First GNOME extension published!
This follows up on the issue I mentioned previously here: /posts/2020-05-18-linux-weak-wifi-signal/
Bash scripts are great, but not very user friendly. I needed a way to quickly check and control the Power Management option of my Wi-Fi card and it seems an excellent practice for my first GNOME extension, after a couple minor contributions to Pop!_OS Shell.
The end results can be found here: https://extensions.gnome.org/extension/3258/wi-fi-power-management-toggle/
Developing it was a trying process. There’s a bit of basic documentation to setup your extension, but that’s about it. I mostly managed to learn what I needed by just reading gnome-shell source code.
I improved a bit the makefile from Pop!_OS gnome extensions to make it completely standalone and with a way to have the extension removed when I stop debugging by interrupting the task with Ctrl+C, you can take a look here.
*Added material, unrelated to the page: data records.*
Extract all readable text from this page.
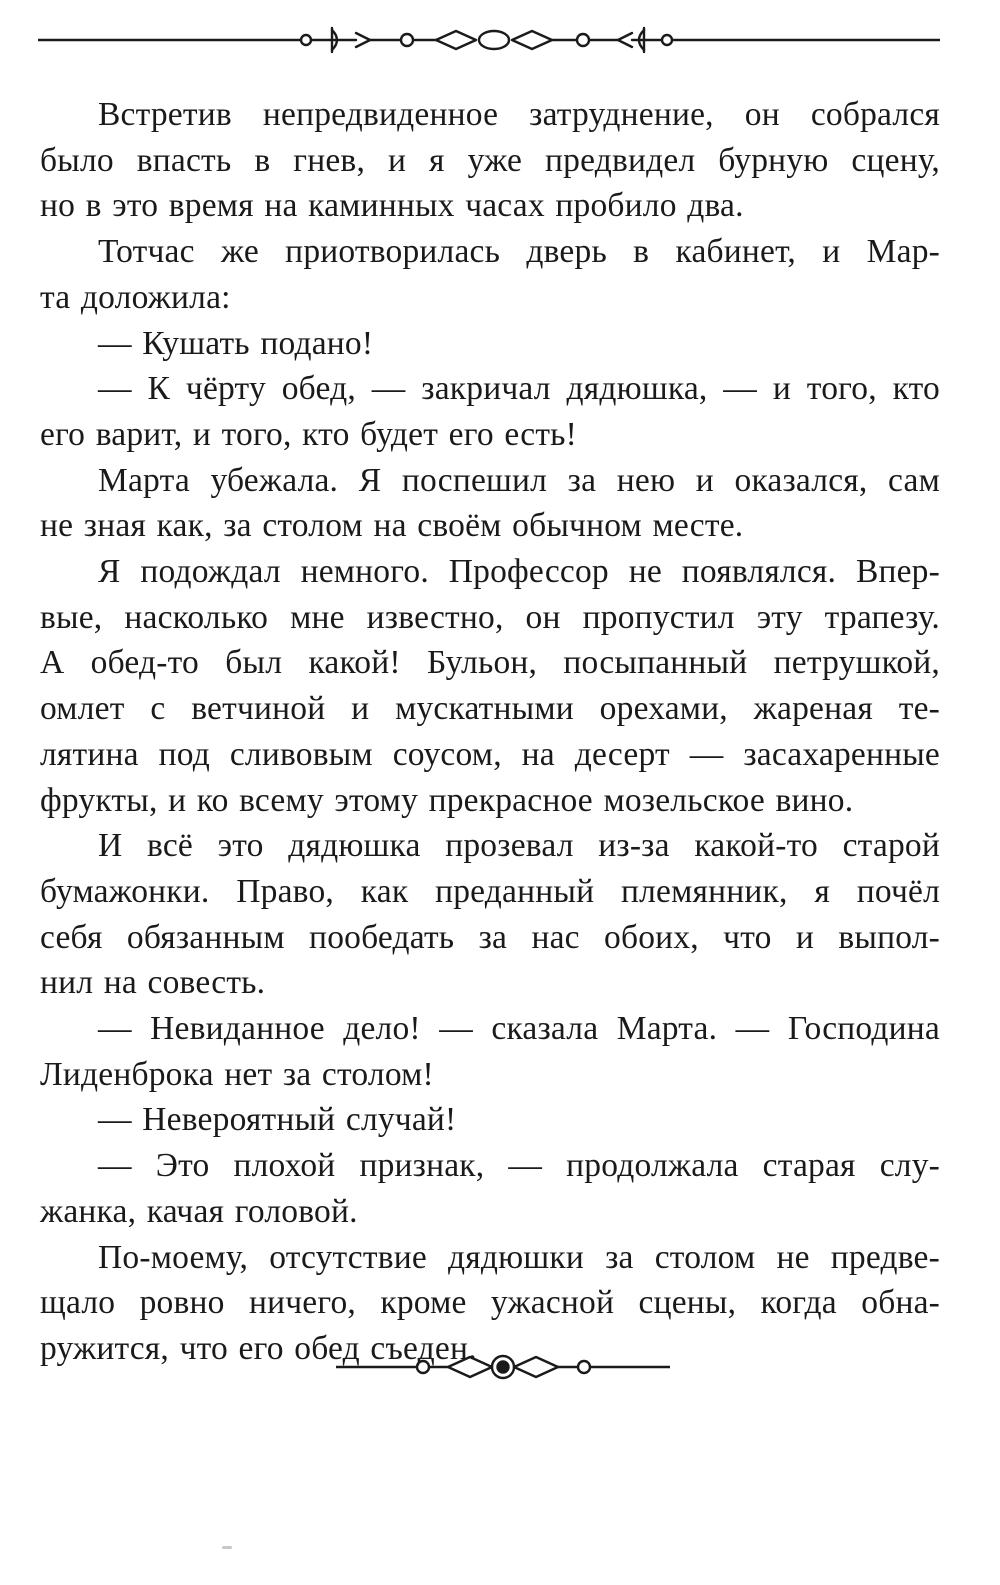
Встретив непредвиденное затруднение, он собрался
было впасть в гнев, и я уже предвидел бурную сцену,
но в это время на каминных часах пробило два.

Тотчас же приотворилась дверь в кабинет, и Мар-
та доложила:

— Кушать подано!

— К чёрту обед, — закричал дядюшка, — и того, кто
его варит, и того, кто будет его есть!

Марта убежала. Я поспешил за нею и оказался, сам
не зная как, за столом на своём обычном месте.

Я подождал немного. Профессор не появлялся. Впер-
вые, насколько мне известно, он пропустил эту трапезу.
А обед-то был какой! Бульон, посыпанный петрушкой,
омлет с ветчиной и мускатными орехами, жареная те-
лятина под сливовым соусом, на десерт — засахаренные
фрукты, и ко всему этому прекрасное мозельское вино.

И всё это дядюшка прозевал из-за какой-то старой
бумажонки. Право, как преданный племянник, я почёл
себя обязанным пообедать за нас обоих, что и выпол-
нил на совесть.

— Невиданное дело! — сказала Марта. — Господина
Лиденброка нет за столом!

— Невероятный случай!

— Это плохой признак, — продолжала старая слу-
жанка, качая головой.

По-моему, отсутствие дядюшки за столом не предве-
щало ровно ничего, кроме ужасной сцены, когда обна-
ружится, что его обед съеден.
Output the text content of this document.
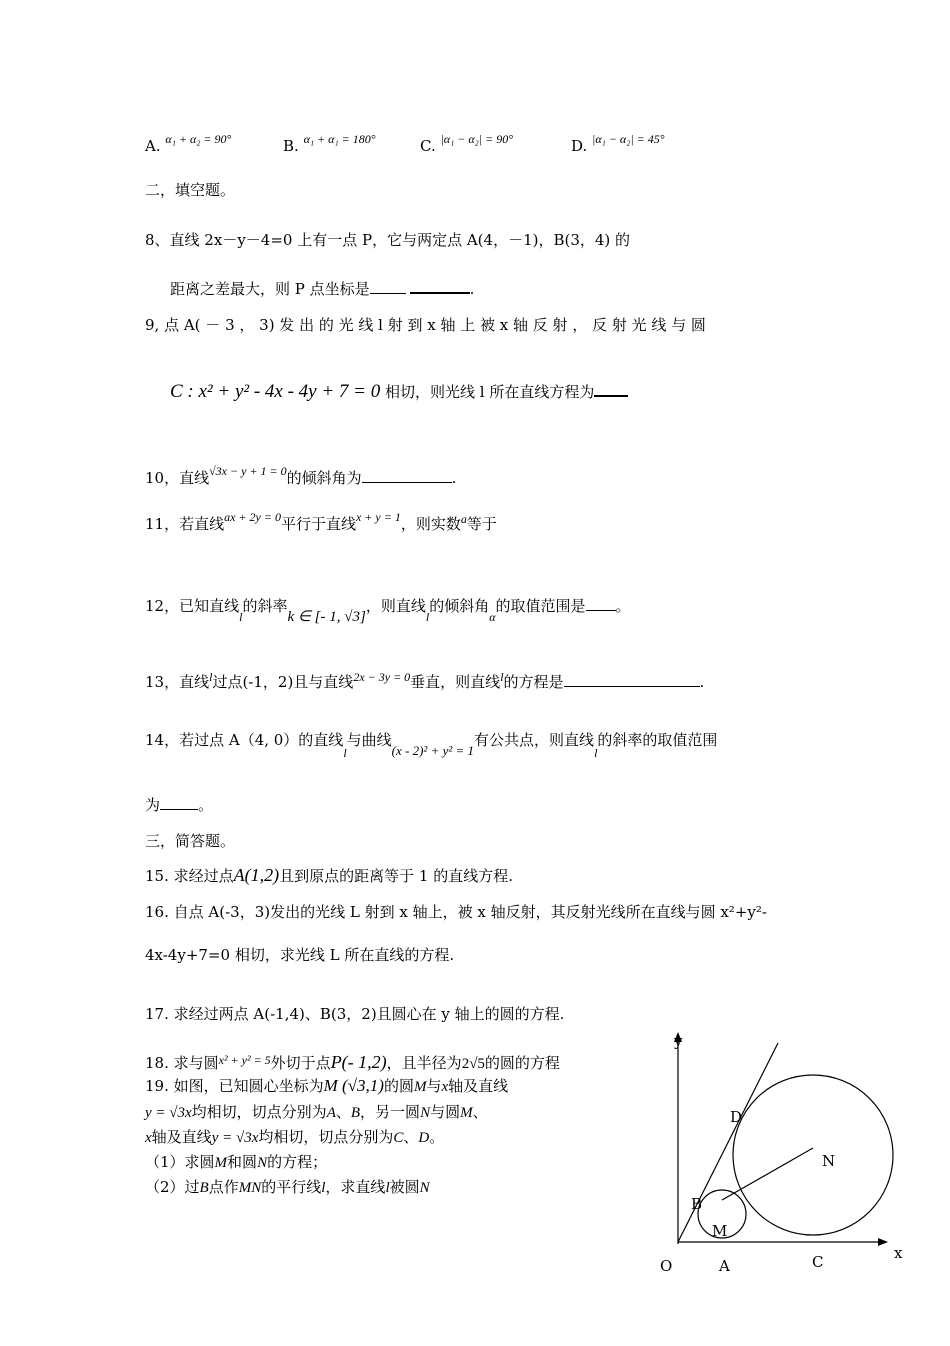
A. $^{\alpha_1 + \alpha_2 = 90^\circ}$	B. $^{\alpha_1 + \alpha_1 = 180^\circ}$	C. $^{|\alpha_1 - \alpha_2| = 90^\circ}$	D. $^{|\alpha_1 - \alpha_2| = 45^\circ}$
二，填空题。
8、直线 2x－y－4=0 上有一点 P，它与两定点 A(4，－1)，B(3，4) 的
距离之差最大，则 P 点坐标是	.
9, 点 A( － 3 ， 3) 发 出 的 光 线 l 射 到 x 轴 上 被 x 轴 反 射 ， 反 射 光 线 与 圆
C : x² + y² - 4x - 4y + 7 = 0 相切，则光线 l 所在直线方程为
10，直线$^{√3x - y + 1 = 0}$的倾斜角为	.
11，若直线$^{ax + 2y = 0}$平行于直线$^{x + y = 1}$，则实数$^a$等于
12，已知直线$_l$的斜率k ∈ [- 1, √3]，则直线$_l$的倾斜角$_\alpha$的取值范围是 。
13，直线$^l$过点(-1，2)且与直线$^{2x - 3y = 0}$垂直，则直线$^l$的方程是	.
14，若过点 A（4, 0）的直线$_l$与曲线(x - 2)² + y² = 1有公共点，则直线$_l$的斜率的取值范围
为	。
三，简答题。
15. 求经过点A(1,2)且到原点的距离等于 1 的直线方程.
16. 自点 A(-3，3)发出的光线 L 射到 x 轴上，被 x 轴反射，其反射光线所在直线与圆 x²+y²-
4x-4y+7=0 相切，求光线 L 所在直线的方程.
17. 求经过两点 A(-1,4)、B(3，2)且圆心在 y 轴上的圆的方程.
18. 求与圆$^{x^2 + y^2 = 5}$外切于点P(- 1,2)，且半径为2√5的圆的方程
19. 如图，已知圆心坐标为M (√3,1)的圆M与x轴及直线
y = √3x均相切，切点分别为A、B，另一圆N与圆M、
x轴及直线y = √3x均相切，切点分别为C、D。
（1）求圆M和圆N的方程；
（2）过B点作MN的平行线l，求直线l被圆N
y
x
O	A	C
B
D
M
N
Another thing that took some researching was to actually toggle the power management option on the wireless card. Initially I knew only about iwconfig
, which had a few problems. It doesn’t persist after a reboot or waking up from suspend and it requires sudo
. After having the extension modify some config file and installing a polkit file, both issues were solved, but I wasn’t completely satisfied with this.
Then I stumbled on another command line tool I could use, nmcli
(https://developer.gnome.org/NetworkManager/stable/nmcli.html) And it could do everything I needed, without admin privileges, permanent after reboot and not global to the card but managed per network. It was PERFECT!
I’ll probably try to improve this extension a bit, however I don’t see drastic changes coming. Probably just learning how to integrate translations. I’ll maybe also rename it to Power Save, which will be clearer for people who do not know about this feature, I initially name it that way based on how it’s called in iwconfig
. And add a small config window, with explanation on what it does.